Sehubungan dengan telah diterbitkannya Keputusan Presiden Republik Indonesia Nomor 34 Tahun 2003 tentang Kebijakan Nasional Di Bidang Pertanahan pada tanggal 31 Mei 2003, bersama ini kami sampaikan Keputusan Kepala Badan Pertanahan Nasional Nomor 2 Tahun 2003 tentang Norma dan Standar Mekanisme Ketatalaksanaan Kewenangan Pemerintah Di Bidang Pertanahan Yang Dilaksanakan Oleh Pemerintah Kabupaten/ Kota, dengan penjelasan sebagai berikut :

  1. Sesuai Pasal 2 Keputusan Presiden Nomor 34 Tahun 2003, norma dan standar mekanisme ketatalaksanaan kewenangan Pemerintah di bidang pertanahan yang dilaksanakan oleh Pemerintah Kabupaten/ Kota terdiri atas :
    1. pemberian ijin lokasi;
    2. penyelenggaraan pengadaan tanah untuk kepentingan pembangunan;
    3. penyelesaian sengketa tanah garapan;
    4. penyelesaian masalah ganti kerugian dan santunan tanah untuk kegiatan pembangunan;
    5. penetapan subjek dan objek redistribusi tanah, serta ganti kerugian tanah kelebihan maksimum dan tanah absentee;
    6. penetapan dan penyelesaian tanah ulayat;
    7. pemanfaatan dan penyelesaian masalah tanah koson
    8. pemberian ijin membuka tanah;
    9. perencanaan penggunaan tanah wilayah kabupaten/ kota.
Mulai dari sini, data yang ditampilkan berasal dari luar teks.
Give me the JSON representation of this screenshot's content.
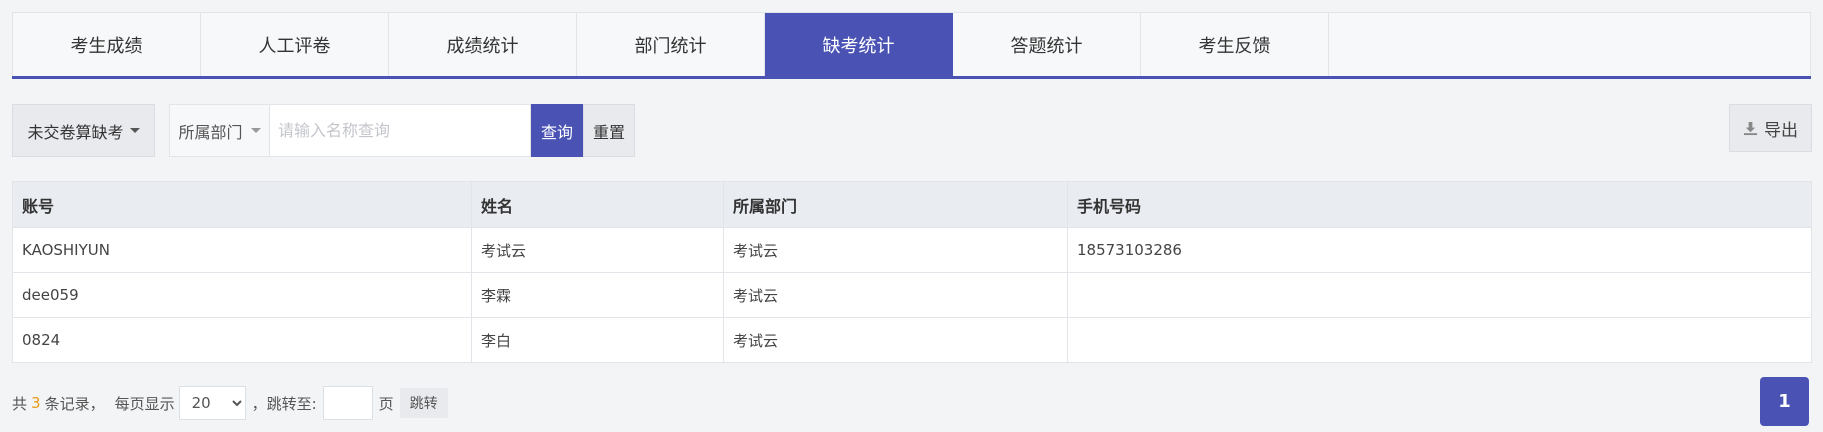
{
  "tabs": [
    {
      "label": "考生成绩"
    },
    {
      "label": "人工评卷"
    },
    {
      "label": "成绩统计"
    },
    {
      "label": "部门统计"
    },
    {
      "label": "缺考统计",
      "active": true
    },
    {
      "label": "答题统计"
    },
    {
      "label": "考生反馈"
    }
  ],
  "toolbar": {
    "absent_filter": "未交卷算缺考",
    "dept_select": "所属部门",
    "search_placeholder": "请输入名称查询",
    "query_label": "查询",
    "reset_label": "重置",
    "export_label": "导出"
  },
  "table": {
    "headers": [
      "账号",
      "姓名",
      "所属部门",
      "手机号码"
    ],
    "rows": [
      [
        "KAOSHIYUN",
        "考试云",
        "考试云",
        "18573103286"
      ],
      [
        "dee059",
        "李霖",
        "考试云",
        ""
      ],
      [
        "0824",
        "李白",
        "考试云",
        ""
      ]
    ]
  },
  "pagination": {
    "total_prefix": "共",
    "total": "3",
    "total_suffix": "条记录，",
    "per_page_label": "每页显示",
    "per_page": "20",
    "jump_label": "，跳转至:",
    "page_unit": "页",
    "jump_button": "跳转",
    "current_page": "1"
  },
  "colors": {
    "accent": "#4a53b4",
    "count": "#e89a1c"
  }
}
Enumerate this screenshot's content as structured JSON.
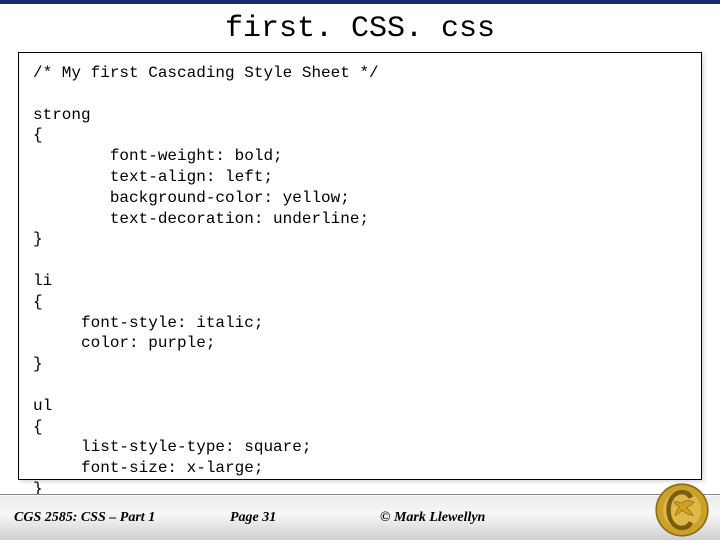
{
  "title": "first. CSS. css",
  "code": "/* My first Cascading Style Sheet */\n\nstrong\n{\n        font-weight: bold;\n        text-align: left;\n        background-color: yellow;\n        text-decoration: underline;\n}\n\nli\n{\n     font-style: italic;\n     color: purple;\n}\n\nul\n{\n     list-style-type: square;\n     font-size: x-large;\n}",
  "footer": {
    "course": "CGS 2585: CSS – Part 1",
    "page": "Page 31",
    "copyright": "© Mark Llewellyn"
  }
}
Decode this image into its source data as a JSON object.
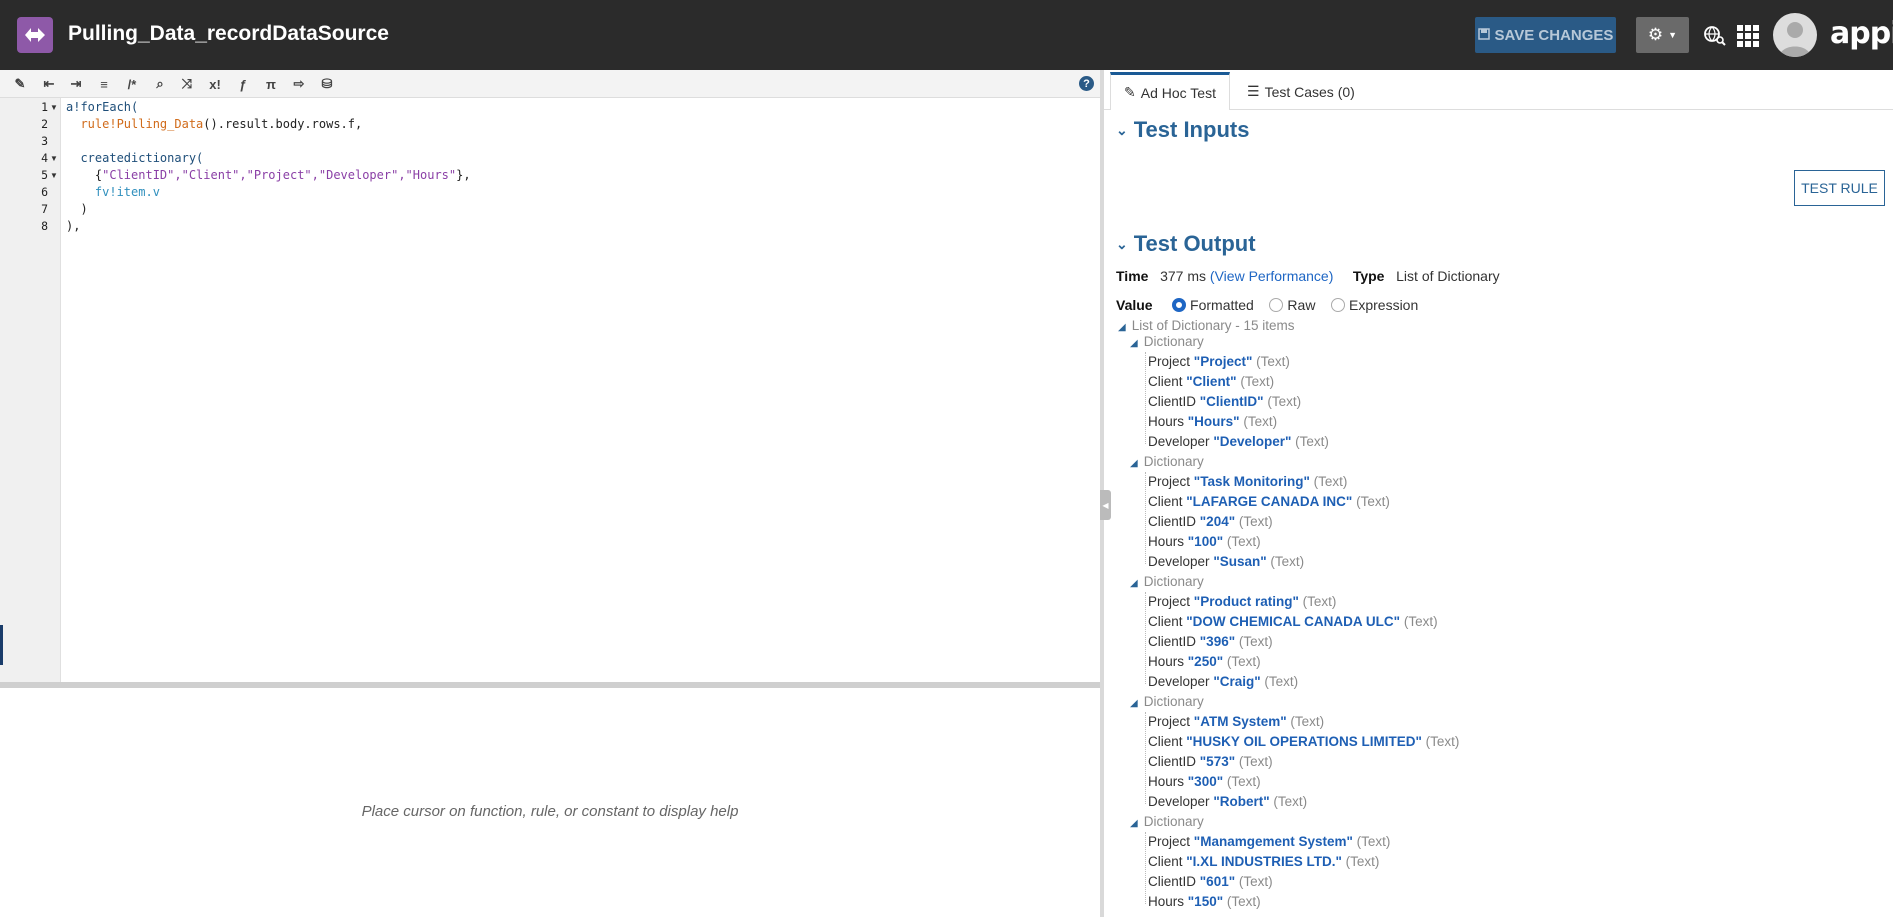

  2. Untuk tercapainya kesatuan pemahaman dalam pelaksanaannya, diperlukan adanya persamaan persepsi terhadap beberapa pengertian yang berkaitan dengan kegiatan :

    1. Pemberian ijin lokasi :
      1. Ijin lokasi adalah ijin yang diberikan kepada perusahaan untuk memperoleh tanah yang diperlukan dalam rangka penanaman modal yang berlaku pula sebagai izin pemindahan hak, dan untuk menggunakan tanah tersebut guna keperluan usaha pcnanaman modal.
      2. Perusahaan adalah perseorangan atau badan hukum yang telah memperoleh ijin untuk melakukan penanaman modal di Indonesia sesuai ketentuan yang berlaku.
      3. Penanaman modal adalah usaha menanamkan modal yang menggunakan maupun tidak menggunakan fasilitas penanaman modal asing maupun penanaman modal dalam negeri.

    2. Penyelenggaraan pengadaan tanah untuk kepentingan pembangunan :
      1. Kepentingan umum adalah kepentingan yang menyangkut hajat hidup orang banyak, berfungsi melayani dan memenuhi kebutuhan seluruh lapisan masyarakat.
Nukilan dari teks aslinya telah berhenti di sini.